Het Hof legt de uitspraak van de Hoge Raad van 11 oktober 2013 hiermee naar onze mening te beperkt uit.
11.
In de eerste plaats wijzen wij erop dat de Hoge Raad in het arrest van 11 oktober 2013 niet de holdingresolutie uitlegt of toepast. Niet valt in te zien dat juist is hetgeen het Hof oordeelt, te weten dat de Hoge Raad met zijn arrest slechts een — al dan niet uitbreidende — uitlegging heeft gegeven aan de holdingresolutie. Naar het voorkomt heeft de Hoge Raad in het arrest een extra criterium willen geven naast dat van het oude arrest van 22 februari 1989, nr. 25.068, BNB 1989/112 (‘in hoofdzaak’). Dat volgt uit de tussen gedachtestrepen gestelde bijzin in rov. 3.4: ‘evenals in de in onderdeel 4.5 [van het arrest uit 1989] bedoelde gevallen’. Uit het arrest valt niet op te maken dat dit (nieuwe). criterium slechts van toepassing is op precies dezelfde gevallen als het besliste geval. Eerder lijkt het erop dat de Hoge Raad het vasthouden aan enkel het oude criterium (‘in hoofdzaak’) in het algemeen als te knellend heeft ervaren en enige verruiming heeft willen geven aan het begrip verwevenheid in economische zin.
12.
De holdingresolutie betreft overigens niet een geval zoals in dat arrest aan de orde is. De resolutie geeft een tegemoetkoming voor holding- c.q. houdstermaatschappijen die geen ondernemer zijn in de zin van de Wet OB. Door de — om niet verrichte — sturende en beleidsbepalende activiteiten van de holding ten aanzien van haar werkmaatschappij(en) kan de holding op basis van een buitenwettelijke fictie (te weten dat deze activiteiten als economische activiteiten hebben te gelden) toch samen met haar werkmaatschappij(en) een fiscale eenheid voor de btw vormen.

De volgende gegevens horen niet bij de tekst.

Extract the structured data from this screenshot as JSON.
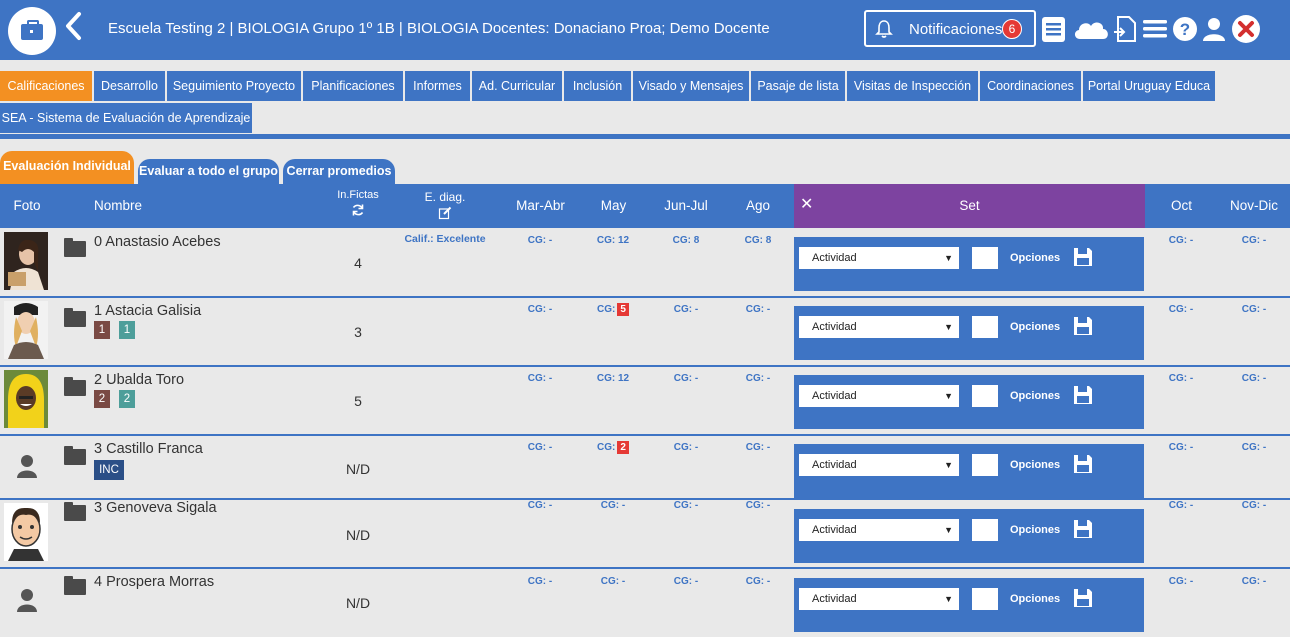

In de aan het arrest van de Hoge Raad ten grondslag liggende casus verricht de holding c.q. houdstermaatschappij bestuurswerkzaamheden tegen vergoeding voor alle drie de werkmaatschappijen. De houdstermaatschappij is daarmee reeds uit eigen hoofde ondernemer in de zin van de Wet OB en heeft voor de fiscale eenheid de fictie van de holdingresolutie niet nodig. Het ging in het arrest dan ook niet om toepassing en uitleg van de holdingresolutie, maar om de vraag of de omstandigheid dat de werkmaatschappijen in belangrijke mate prestaties aan derden verrichtten in de weg stond aan de economische verwevenheid. Volgens het ‘oude’ criterium (‘in hoofdzaak…’) konden deze dan niet tezamen een fiscale eenheid vormen, volgens het nieuw geïntroduceerde criterium wel.
13.
Ook het ‘oude’ arrest van 22 februari 1989 leidt niet tot een andere conclusie. In dat arrest oordeelde de Hoge Raad:
‘Van verwevenheid in economisch opzicht is sprake indien de activiteiten van de vennootschappen in hoofdzaak strekken tot verwezenlijking van eenzelfde economisch doel, zoals de bediening van een gemeenschappelijke klantenkring, dan wel de activiteiten van de ene vennootschap in hoofdzaak ten behoeve van de andere vennootschap worden uitgeoefend.’
14.
Het hiervoor onderstreepte woord ‘zoals’ betekent dat de bediening van een gemeenschappelijke klantenkring en het in hoofdzaak uitoefenen van activiteiten ten behoeve van de andere vennootschap voorbeelden zijn van de verwezenlijking van eenzelfde economisch doel. Reeds in dit arrest ligt dus besloten dat er meer manieren zijn om eenzelfde economisch doel te verwezenlijken. In het arrest van 11 oktober 2013 is een volgend, overigens algemener en dus meer omvattend, voorbeeld gegeven.
15.
Wij verwijzen ook nog naar het arrest van de Hoge Raad van 21 augustus 1991, nr. 26.928, BNB 1991/270. Uit dit arrest volgt dat er economische verwevenheid is als een dochtermaatschappij (detailhandel van elektronische apparatuur) alle producten die voor de eigen bedrijfsvoering nodig zijn, inkoopt van een gelieerde moeder-BV (groothandel en detailhandel van elektronische apparatuur). De moeder-BV leverde daarbij (slechts) 10% van haar omzet aan deze dochterentiteit. Er werd dus niet ‘in hoofdzaak’ gepresteerd aan de dochtermaatschappij. Toch is op grond van de verticale bedrijfsopbouw (dochtermaatschappij koopt voor 100% in bij de moeder-BV) tussen beide ondernemingen sprake van een economische eenheid en dus van een fiscale eenheid btw (de financiële en organisatorische verwevenheid stond niet ter discussie).
16.
Uit het voorgaande volgt dat het oordeel van het Hof dat een ander criterium dan het hoofdzakelijkheidscriterium niet kan worden toegepast in een situatie waarin sprake is van twee verticaal gelieerde (rechts)personen, zoals die van belanghebbenden, niet juist is. Uit het arrest van 21 augustus 1991 volgt dat er ook economische verwevenheid is als een dochterentiteit door een verticale bedrijfsopbouw enkel prestaties afneemt van één bepaalde entiteit binnen de groep, ook al is dat maar 10% van de totale omzet van die andere entiteit (dus niet meer dan 50%). Vergelijkbaar met de situatie in dit arrest, leent Stichting [X1] in deze zaak in beginsel al haar flexibele personeel in bij [X2] BV.
17.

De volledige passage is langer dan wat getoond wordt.